# Looking for similar light fixtures



## frenchelectrican (Mar 15, 2007)

erics37 said:


> Anyone have a recommendation for any similar light fixtures to this type? And does this style of light have any particular designation more specific than "outdoor wall sconce" ?


 
Eric .,

I am pretty sure there are at least 3 lighting manufacter do make that simair luminaire what you posted.

I will take a chance that Hubbel do have one but I do not know if they still carry that product ATM. 

The other one used have one in Americian Fluorscent ( I never like them too much for a good reason )

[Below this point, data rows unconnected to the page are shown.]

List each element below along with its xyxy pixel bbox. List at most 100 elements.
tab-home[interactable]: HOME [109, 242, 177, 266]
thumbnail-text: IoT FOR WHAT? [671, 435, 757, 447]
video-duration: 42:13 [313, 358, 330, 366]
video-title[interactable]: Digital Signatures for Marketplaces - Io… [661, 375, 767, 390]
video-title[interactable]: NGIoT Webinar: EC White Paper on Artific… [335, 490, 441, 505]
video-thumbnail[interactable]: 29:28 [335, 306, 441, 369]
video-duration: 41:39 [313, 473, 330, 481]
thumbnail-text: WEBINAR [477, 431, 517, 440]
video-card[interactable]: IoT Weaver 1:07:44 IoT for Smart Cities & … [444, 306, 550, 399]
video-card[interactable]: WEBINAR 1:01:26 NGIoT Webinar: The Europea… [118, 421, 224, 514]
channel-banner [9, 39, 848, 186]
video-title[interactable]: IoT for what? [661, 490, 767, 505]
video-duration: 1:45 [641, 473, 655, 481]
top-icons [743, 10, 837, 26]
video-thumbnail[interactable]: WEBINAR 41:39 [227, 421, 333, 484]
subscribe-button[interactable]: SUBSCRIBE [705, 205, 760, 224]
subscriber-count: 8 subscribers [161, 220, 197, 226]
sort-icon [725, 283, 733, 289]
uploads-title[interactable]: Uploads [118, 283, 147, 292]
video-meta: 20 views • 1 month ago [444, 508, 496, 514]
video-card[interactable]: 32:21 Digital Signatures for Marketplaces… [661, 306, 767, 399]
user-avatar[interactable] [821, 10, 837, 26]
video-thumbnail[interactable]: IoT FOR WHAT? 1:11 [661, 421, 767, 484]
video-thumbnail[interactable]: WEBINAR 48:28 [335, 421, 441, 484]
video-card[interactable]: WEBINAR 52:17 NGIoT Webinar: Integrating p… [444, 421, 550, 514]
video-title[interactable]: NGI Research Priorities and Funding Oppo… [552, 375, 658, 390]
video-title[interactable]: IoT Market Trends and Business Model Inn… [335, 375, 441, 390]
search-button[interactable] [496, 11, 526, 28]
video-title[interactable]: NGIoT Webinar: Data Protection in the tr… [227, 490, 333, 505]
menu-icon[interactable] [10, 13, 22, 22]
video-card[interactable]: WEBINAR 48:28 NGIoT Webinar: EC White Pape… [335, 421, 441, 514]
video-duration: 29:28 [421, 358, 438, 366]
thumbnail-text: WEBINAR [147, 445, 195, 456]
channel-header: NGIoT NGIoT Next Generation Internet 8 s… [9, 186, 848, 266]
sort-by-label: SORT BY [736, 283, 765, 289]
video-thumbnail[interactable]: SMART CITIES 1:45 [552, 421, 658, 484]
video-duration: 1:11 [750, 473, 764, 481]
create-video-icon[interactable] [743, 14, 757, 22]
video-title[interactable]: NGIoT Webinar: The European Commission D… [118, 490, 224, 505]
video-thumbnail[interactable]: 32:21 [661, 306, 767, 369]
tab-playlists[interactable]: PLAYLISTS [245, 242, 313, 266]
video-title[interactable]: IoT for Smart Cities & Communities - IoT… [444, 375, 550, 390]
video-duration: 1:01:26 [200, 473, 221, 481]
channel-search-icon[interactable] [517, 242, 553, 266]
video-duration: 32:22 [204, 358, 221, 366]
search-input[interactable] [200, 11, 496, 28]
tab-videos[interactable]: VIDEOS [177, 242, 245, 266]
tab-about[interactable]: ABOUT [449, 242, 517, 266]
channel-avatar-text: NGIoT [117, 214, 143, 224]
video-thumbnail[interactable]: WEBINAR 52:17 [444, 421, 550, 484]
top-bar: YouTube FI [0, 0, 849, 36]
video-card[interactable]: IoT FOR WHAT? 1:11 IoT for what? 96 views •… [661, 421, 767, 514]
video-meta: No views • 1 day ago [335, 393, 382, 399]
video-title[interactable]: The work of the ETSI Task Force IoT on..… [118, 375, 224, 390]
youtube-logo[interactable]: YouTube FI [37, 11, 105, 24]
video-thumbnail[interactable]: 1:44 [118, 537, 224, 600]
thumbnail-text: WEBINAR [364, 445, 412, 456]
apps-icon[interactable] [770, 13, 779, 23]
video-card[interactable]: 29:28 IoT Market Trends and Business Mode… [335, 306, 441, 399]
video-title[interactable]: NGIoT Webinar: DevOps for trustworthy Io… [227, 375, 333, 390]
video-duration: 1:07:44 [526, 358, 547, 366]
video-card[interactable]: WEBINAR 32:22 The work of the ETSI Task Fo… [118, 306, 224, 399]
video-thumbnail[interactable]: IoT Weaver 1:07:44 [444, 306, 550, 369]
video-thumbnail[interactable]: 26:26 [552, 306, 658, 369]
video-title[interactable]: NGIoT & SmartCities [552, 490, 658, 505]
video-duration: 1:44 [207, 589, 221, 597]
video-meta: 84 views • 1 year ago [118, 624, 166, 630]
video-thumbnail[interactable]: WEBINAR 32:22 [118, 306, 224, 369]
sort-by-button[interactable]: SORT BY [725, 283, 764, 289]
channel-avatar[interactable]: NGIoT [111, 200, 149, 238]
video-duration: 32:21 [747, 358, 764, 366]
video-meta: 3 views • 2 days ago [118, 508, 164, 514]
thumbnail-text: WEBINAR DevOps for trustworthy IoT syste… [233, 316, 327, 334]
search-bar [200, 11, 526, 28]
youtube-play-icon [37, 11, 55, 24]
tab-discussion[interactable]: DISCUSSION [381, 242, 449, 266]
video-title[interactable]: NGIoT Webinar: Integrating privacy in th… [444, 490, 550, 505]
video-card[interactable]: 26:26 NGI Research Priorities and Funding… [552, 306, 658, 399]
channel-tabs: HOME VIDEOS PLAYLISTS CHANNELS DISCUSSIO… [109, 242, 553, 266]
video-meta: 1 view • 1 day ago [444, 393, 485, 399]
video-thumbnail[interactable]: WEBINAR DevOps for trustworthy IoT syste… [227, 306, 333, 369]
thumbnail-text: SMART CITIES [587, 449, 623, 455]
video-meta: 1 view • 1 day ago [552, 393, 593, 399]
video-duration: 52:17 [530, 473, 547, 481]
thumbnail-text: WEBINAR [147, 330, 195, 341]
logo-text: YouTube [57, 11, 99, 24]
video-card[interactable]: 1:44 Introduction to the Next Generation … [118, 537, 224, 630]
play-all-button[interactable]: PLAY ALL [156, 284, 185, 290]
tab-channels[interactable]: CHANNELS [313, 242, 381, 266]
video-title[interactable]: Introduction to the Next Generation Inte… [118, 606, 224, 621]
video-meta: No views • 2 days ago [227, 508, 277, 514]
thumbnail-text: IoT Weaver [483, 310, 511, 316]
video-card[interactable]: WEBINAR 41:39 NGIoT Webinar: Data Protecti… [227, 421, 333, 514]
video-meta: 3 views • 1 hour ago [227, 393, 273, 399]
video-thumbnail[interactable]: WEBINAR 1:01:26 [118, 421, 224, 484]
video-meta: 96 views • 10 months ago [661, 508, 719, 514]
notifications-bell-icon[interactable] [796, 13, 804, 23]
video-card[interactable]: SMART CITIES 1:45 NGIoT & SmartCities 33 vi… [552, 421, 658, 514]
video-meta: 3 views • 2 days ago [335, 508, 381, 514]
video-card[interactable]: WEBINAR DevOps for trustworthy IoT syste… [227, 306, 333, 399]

Seagull compaine or the other one it kinda slipped from my mind for now but I know it will come around.

Merci,
Marc


----------



## Wireless (Jan 22, 2007)

similar

http://www.lithonia.com/pt/outdoor/c/wall+mounted/


----------



## frenchelectrican (Mar 15, 2007)

I found something it may be instering for Eric to dig in on this one.,

http://www.hubbelloutdoor.com/products/wall_mount/


There are few differnt styles you can use from this listing.

Merci,
Marc


----------



## svh19044 (Jul 1, 2008)

Half moon wall sconce

Maxim (I believe that's the ne you have posted, from the zenith es collection) baron, progress, Hubble, Seagull, should all have something similar in design.


----------



## sbrn33 (Mar 15, 2007)

That could be an up/down light.


----------



## Cletis (Aug 20, 2010)

sbrn33 said:


> That could be an up/down light.


I think up/down lights are illegal in california


----------



## svh19044 (Jul 1, 2008)

Save the turtles!!!! (sorry, I just get a kick out of it). Tough to tell wether or not it's a dark sky fixture or not from that picture.


----------



## frenchelectrican (Mar 15, 2007)

svh19044 said:


> Save the turtles!!!! (sorry, I just get a kick out of it). Tough to tell wether or not it's a dark sky fixture or not from that picture.


 
Sometime you can click on the picture like what I did left a link on the board so you can look up and read the spec's and many case they will mention dark sky luminaire or not and genrally with downward throw luminaires are useally dark sky rated.

The main thing you will have to is read the sematics ( sorta like a map ) to see the light distubation of that lumiaire to see if they have any upward throw or not.

Merci,
Marc


----------